Il paesaggio che circonda Monleale è un inno alla bellezza delle colline piemontesi. I Colli Tortonesi si presentano come un susseguirsi di dolci declivi, sapientemente coltivati a vigneto, che si alternano a boschi di querce e castagni, creando un ecosistema ricco e variegato. Le peculiarità geologiche del terreno, argilloso e calcareo, contribuiscono a rendere questa zona ideale per la viticoltura di qualità. Da diversi punti panoramici, in particolare dalla sommità delle colline circostanti il centro abitato, si possono ammirare viste spettacolari che spaziano sulla pianura Padana fino alle Alpi e, nelle giornate più limpide, verso l'Appennino Ligure. La zona è perfetta per attività all'aperto: numerosi sentieri si snodano tra i filari e i boschi, ideali per il trekking e le passeggiate a piedi o in mountain bike. Le "Strade del Vino" dei Colli Tortonesi invitano a percorsi cicloturistici che uniscono la scoperta del paesaggio alla degustazione. Ogni stagione regala colori e profumi unici: il verde intenso della primavera, il giallo dorato e il rosso delle vigne in autunno, che culminano con l'intenso profumo del mosto durante la vendemmia.
La cucina di Monleale e dei Colli Tortonesi riflette la ricca tradizione gastronomica piemontese, con un'impronta fortemente contadina e legata ai prodotti della terra. È una cucina robusta, saporita, che esalta la qualità delle materie prime locali. Tra i piatti tradizionali spiccano gli agnolotti, spesso conditi con sugo d'arrosto o burro e salvia, i tajarin fatti in casa, sottili e porosi, perfetti con il tartufo (se di stagione) o un ragù di carne. Non mancano piatti a base di carne come il "bollito misto" o il "brasato al Timorasso", che rappresentano l'eccellenza della cucina locale. Il territorio è celebre per i suoi prodotti tipici: il vino Timorasso, un bianco autoctono che ha conosciuto una rinascita straordinaria, offrendo struttura, mineralità e longevità, ma anche vini rossi come la Barbera, la Croatina e la Freisa, tutti a denominazione Colli Tortonesi DOC. Da non dimenticare il Salame Nobile del Giarolo, presidio Slow Food, e i formaggi locali. Un abbinamento enogastronomico d'eccellenza è un bicchiere di Timorasso con gli agnolotti, o un rosso più corposo con i piatti di carne.
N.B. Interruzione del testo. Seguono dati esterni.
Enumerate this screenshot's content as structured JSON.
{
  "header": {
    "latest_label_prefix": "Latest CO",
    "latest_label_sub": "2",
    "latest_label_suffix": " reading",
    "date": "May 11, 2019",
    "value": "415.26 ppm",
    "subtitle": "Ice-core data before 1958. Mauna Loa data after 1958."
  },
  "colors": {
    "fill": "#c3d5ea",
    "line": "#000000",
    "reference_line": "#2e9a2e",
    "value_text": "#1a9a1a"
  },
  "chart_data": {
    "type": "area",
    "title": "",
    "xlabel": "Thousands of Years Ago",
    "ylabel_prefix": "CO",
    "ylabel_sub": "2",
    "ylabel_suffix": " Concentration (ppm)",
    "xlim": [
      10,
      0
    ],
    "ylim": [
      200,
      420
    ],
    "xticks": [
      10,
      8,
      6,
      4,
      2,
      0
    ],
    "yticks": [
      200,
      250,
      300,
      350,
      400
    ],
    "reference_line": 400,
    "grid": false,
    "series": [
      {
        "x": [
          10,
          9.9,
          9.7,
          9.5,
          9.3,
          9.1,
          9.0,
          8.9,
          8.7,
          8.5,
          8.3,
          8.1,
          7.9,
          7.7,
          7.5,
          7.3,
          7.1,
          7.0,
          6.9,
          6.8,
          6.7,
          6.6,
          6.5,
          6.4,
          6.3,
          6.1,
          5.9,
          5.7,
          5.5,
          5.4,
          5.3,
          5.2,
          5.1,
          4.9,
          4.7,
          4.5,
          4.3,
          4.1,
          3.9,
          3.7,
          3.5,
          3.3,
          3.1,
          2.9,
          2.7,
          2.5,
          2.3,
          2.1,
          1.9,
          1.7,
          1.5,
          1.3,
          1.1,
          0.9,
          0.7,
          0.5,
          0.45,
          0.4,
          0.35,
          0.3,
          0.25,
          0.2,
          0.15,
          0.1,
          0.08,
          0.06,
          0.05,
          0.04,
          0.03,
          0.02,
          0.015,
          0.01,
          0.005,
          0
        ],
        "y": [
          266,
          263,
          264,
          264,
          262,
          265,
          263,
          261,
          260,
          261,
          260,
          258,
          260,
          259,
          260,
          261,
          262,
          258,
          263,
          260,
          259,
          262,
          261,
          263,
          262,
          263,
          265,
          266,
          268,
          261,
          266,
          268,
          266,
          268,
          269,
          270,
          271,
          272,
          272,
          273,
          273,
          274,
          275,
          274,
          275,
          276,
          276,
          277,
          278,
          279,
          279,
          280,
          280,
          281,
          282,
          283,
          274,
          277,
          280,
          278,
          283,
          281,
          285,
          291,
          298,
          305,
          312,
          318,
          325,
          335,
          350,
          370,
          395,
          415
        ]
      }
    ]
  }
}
Monleale, pur essendo un piccolo centro, mantiene vive le sue tradizioni attraverso eventi che animano la comunità e attraggono visitatori. Tra le manifestazioni più sentite vi è la Festa Patronale di San Michele Arcangelo, celebrata il 29 settembre, che include funzioni religiose, momenti di convivialità e, a volte, piccole sagre paesane con stand gastronomici e musica. Un altro appuntamento significativo, legato alla vocazione vitivinicola del territorio, è la Festa del Vino e dei Prodotti Tipici, che si tiene solitamente in autunno, in concomitanza con la vendemmia. Questo evento offre l'opportunità di degustare i vini locali, in particolare il Timorasso, e di assaporare le specialità gastronomiche del territorio, incontrando direttamente i produttori. Queste occasioni sono caratterizzate da un'atmosfera autentica, dove la comunità si riunisce per celebrare le proprie radici e condividere la ricchezza del proprio patrimonio culturale e enogastronomico.